Abstract

Understanding the responses of ecological communities to perturbation is a key challenge within contemporary ecology research. In this study we seek to separate specific community responses from general community responses of plant communities to exclusion of large cervid herbivores. Cervid herbivory and forestry are the main drivers of vegetation structure and diversity in boreal forests. While many studies focus on the impact of cervids on trees, a high proportion of the biodiversity and ecosystem services in boreal forests is found in the field layer. However, experimental approaches investigating the influence of herbivory on understory vegetation are highly localised. In this study we use a regional‐scale design with 51 sites in four boreal forest regions of Norway, to investigate the influence of cervid herbivory on the physical and ecological structure of field layer vegetation.

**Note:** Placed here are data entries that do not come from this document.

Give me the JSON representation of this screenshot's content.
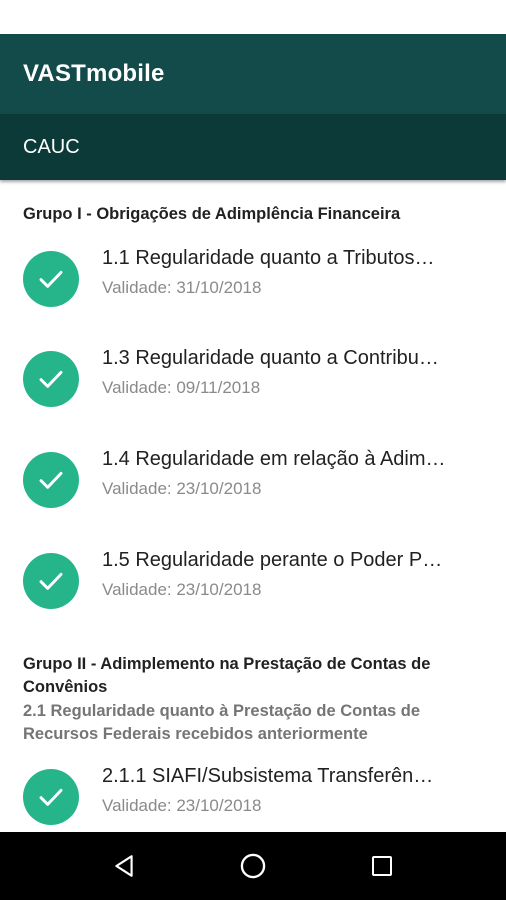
{
  "app": {
    "title": "VASTmobile",
    "subtitle": "CAUC"
  },
  "colors": {
    "appbar": "#124b4a",
    "subbar": "#0c3a39",
    "check": "#26b58b"
  },
  "groups": [
    {
      "title": "Grupo I - Obrigações de Adimplência Financeira",
      "items": [
        {
          "title": "1.1 Regularidade quanto a Tributos…",
          "validity": "Validade: 31/10/2018",
          "icon": "check-circle-icon"
        },
        {
          "title": "1.3 Regularidade quanto a Contribu…",
          "validity": "Validade: 09/11/2018",
          "icon": "check-circle-icon"
        },
        {
          "title": "1.4 Regularidade em relação à Adim…",
          "validity": "Validade: 23/10/2018",
          "icon": "check-circle-icon"
        },
        {
          "title": "1.5 Regularidade perante o Poder P…",
          "validity": "Validade: 23/10/2018",
          "icon": "check-circle-icon"
        }
      ]
    },
    {
      "title_line1": "Grupo II - Adimplemento na Prestação de Contas de",
      "title_line2": "Convênios",
      "subtitle_line1": "2.1 Regularidade quanto à Prestação de Contas de",
      "subtitle_line2": "Recursos Federais recebidos anteriormente",
      "items": [
        {
          "title": "2.1.1 SIAFI/Subsistema Transferên…",
          "validity": "Validade: 23/10/2018",
          "icon": "check-circle-icon"
        }
      ]
    }
  ],
  "navbar": {
    "back": "back-icon",
    "home": "home-icon",
    "recents": "recents-icon"
  }
}
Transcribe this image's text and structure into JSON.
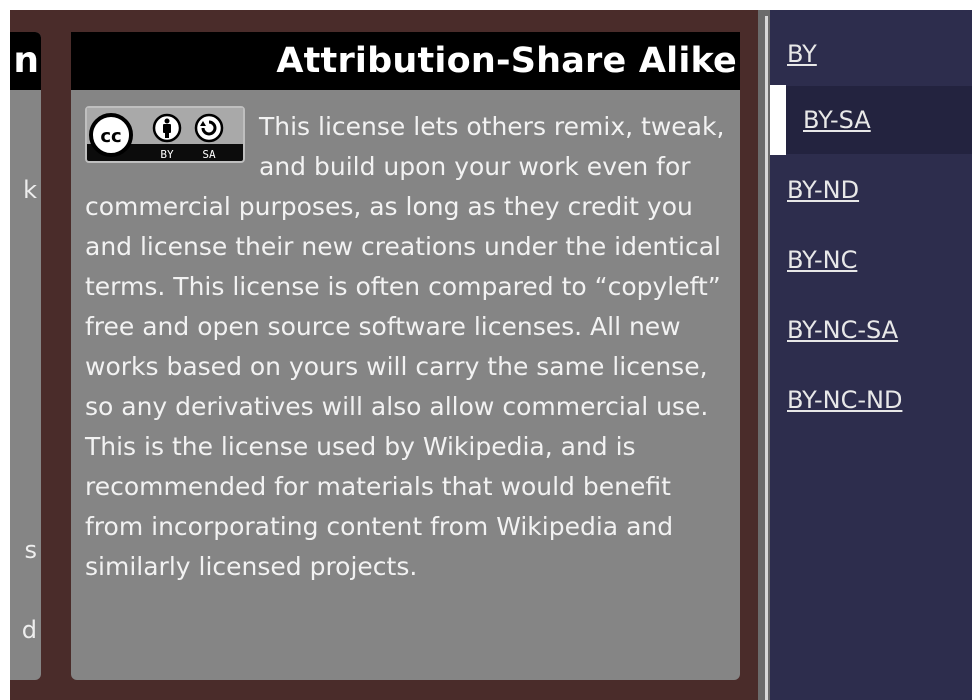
{
  "prev_card": {
    "title_fragment": "n",
    "text_fragments": [
      "k",
      "s",
      "d"
    ]
  },
  "main_card": {
    "title": "Attribution-Share Alike",
    "badge": {
      "icon": "cc-by-sa-badge",
      "left_label": "BY",
      "right_label": "SA",
      "cc_label": "cc"
    },
    "description": "This license lets others remix, tweak, and build upon your work even for commercial purposes, as long as they credit you and license their new creations under the identical terms. This license is often compared to “copyleft” free and open source software licenses. All new works based on yours will carry the same license, so any derivatives will also allow commercial use. This is the license used by Wikipedia, and is recommended for materials that would benefit from incorporating content from Wikipedia and similarly licensed projects."
  },
  "sidebar": {
    "items": [
      {
        "label": "BY"
      },
      {
        "label": "BY-SA"
      },
      {
        "label": "BY-ND"
      },
      {
        "label": "BY-NC"
      },
      {
        "label": "BY-NC-SA"
      },
      {
        "label": "BY-NC-ND"
      }
    ],
    "active": "BY-SA"
  },
  "colors": {
    "background": "#4a2c2a",
    "card": "#858585",
    "title_bar": "#000000",
    "sidebar": "#2d2d4d",
    "sidebar_active": "#23233f",
    "text": "#f2f2f2"
  }
}
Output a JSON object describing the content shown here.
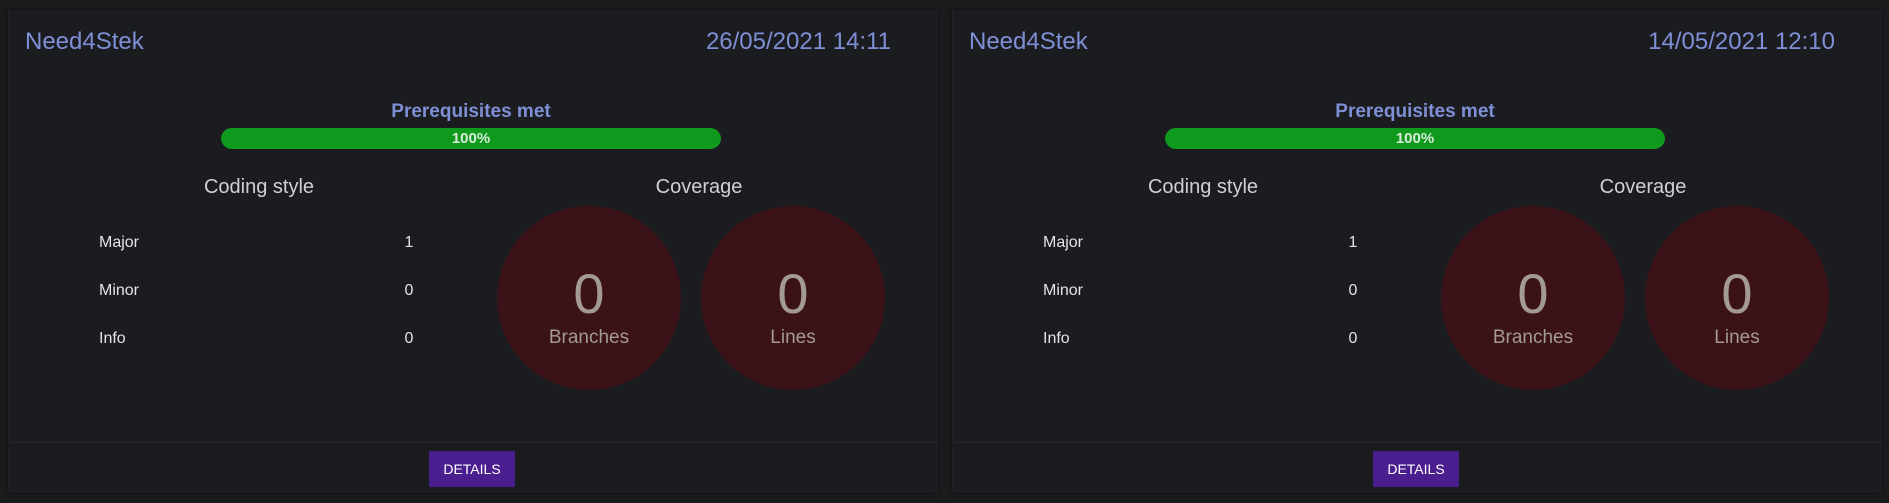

Our study sites cover a range of forest types differing in productivity, management and dominant cervid species, allowing us to identify generic responses and those that are specific to particular conditions. We found that the height of the field layer and the abundances of individual species were most susceptible to change following short‐term cervid exclusion across different forest types and cervid species. Total vegetation density and vascular plant diversity did not respond to cervid exclusion on the same time scale. We also found that the field‐layer vegetation in clear‐cut forests used by moose was more susceptible to change following cervid exclusion than mature forests used by red deer, but no strong evidence that the response of vegetation to herbivore exclusion varied with productivity. Our study suggests that the parameters that respond to cervid exclusion are consistent across forest types, but that the responsiveness of different forest types is idiosyncratic and hard to predict.